• Poder

    Monday, 06-May-2024 09:17:12 -03

    Justiça barra megaobra em local sagrado para índios entre PA e MT

    ESTÊVÃO BERTONI
    DE SÃO PAULO

    19/01/2015 02h00

    Na terra kaiabi, há oito aldeias. Mas existem outras que só os índios conhecem. São as "aldeias dos espíritos".

    Habitadas por personagens mitológicos há ao menos dois séculos, elas se situam em locais que estão prestes a desaparecer devido à construção de uma usina no rio Teles Pires, na divisa entre o Pará e o Mato Grosso.

    Orçada em mais de R$ 2 bilhões, a obra que ameaça os índios é a hidrelétrica de São Manoel, que integra o PAC 2 (Programa de Aceleração do Crescimento) e está hoje no centro de uma briga judicial.

    Editoria de Arte/Folhapress

    No fim de dezembro, a pedido do Ministério Público Federal, a Justiça mandou suspendê-la devido ao descumprimento de ações que devem diminuir seu impacto.

    Foi a sexta liminar favorável à paralisação da construção desde 2011.

    As outras cinco foram derrubadas pelo governo com base no argumento de que o atraso numa usina apta a fornecer energia para 2,5 milhões de pessoas afeta a economia.

    Agora, o governo alega que nem todas as ações previstas na licença devem ser cumpridas previamente, e a suspensão pode ser revertida a qualquer momento.
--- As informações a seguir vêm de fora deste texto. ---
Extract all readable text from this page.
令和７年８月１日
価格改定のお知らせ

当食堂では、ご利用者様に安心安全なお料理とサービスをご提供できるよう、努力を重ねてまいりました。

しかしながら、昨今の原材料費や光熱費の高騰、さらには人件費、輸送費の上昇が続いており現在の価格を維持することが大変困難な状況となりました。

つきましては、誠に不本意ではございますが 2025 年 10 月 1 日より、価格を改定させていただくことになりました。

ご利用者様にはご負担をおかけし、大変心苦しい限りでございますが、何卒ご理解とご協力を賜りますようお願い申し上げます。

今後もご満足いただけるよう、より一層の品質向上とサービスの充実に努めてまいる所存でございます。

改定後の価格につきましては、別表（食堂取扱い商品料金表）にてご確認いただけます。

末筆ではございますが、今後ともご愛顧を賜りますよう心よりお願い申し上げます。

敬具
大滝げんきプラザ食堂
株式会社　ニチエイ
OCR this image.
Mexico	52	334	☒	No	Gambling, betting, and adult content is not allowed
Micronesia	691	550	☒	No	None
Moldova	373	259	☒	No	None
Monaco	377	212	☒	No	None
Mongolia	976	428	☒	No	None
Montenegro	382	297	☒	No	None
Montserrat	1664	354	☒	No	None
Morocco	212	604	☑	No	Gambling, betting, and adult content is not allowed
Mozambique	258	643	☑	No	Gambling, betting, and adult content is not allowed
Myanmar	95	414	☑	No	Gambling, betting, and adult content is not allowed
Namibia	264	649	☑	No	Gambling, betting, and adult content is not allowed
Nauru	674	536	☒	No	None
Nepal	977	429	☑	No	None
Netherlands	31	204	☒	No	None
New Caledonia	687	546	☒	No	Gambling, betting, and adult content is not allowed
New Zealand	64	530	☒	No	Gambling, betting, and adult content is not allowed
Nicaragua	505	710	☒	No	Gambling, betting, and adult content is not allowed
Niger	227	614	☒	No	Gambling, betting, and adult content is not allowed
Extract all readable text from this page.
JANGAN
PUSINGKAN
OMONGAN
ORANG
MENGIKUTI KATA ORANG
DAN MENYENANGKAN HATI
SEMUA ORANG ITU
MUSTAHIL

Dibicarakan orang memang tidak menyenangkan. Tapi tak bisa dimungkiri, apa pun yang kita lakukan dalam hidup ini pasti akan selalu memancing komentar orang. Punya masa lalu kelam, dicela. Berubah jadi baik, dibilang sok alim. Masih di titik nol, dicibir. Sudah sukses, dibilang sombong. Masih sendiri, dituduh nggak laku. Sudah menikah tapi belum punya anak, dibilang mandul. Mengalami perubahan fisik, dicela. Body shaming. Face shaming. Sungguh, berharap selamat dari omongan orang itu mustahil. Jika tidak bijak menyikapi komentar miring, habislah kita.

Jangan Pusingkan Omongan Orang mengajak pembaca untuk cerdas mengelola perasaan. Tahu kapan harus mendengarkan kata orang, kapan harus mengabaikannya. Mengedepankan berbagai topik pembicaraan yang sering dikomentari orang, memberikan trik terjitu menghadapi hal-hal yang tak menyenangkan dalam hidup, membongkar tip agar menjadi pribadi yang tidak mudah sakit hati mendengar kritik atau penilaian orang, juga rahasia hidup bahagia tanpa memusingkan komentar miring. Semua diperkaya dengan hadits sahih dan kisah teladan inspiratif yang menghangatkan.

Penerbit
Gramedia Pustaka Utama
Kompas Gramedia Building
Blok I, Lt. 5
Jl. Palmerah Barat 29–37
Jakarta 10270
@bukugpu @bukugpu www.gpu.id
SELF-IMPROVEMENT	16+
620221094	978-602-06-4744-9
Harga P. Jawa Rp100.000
    Há uma sétima ação proposta pela Promotoria, ainda não julgada. Para o órgão, haverá danos aos índios tão logo 4.000 homens se alojem na região para iniciar a obra.

    Planejada para ser erguida a 700 metros de terras indígenas onde vivem 900 kaiabi e, mais acima, 8.000 munduruku, a usina vai encobrir com água lugares que, embora fora das áreas demarcadas, são intocáveis para os índios.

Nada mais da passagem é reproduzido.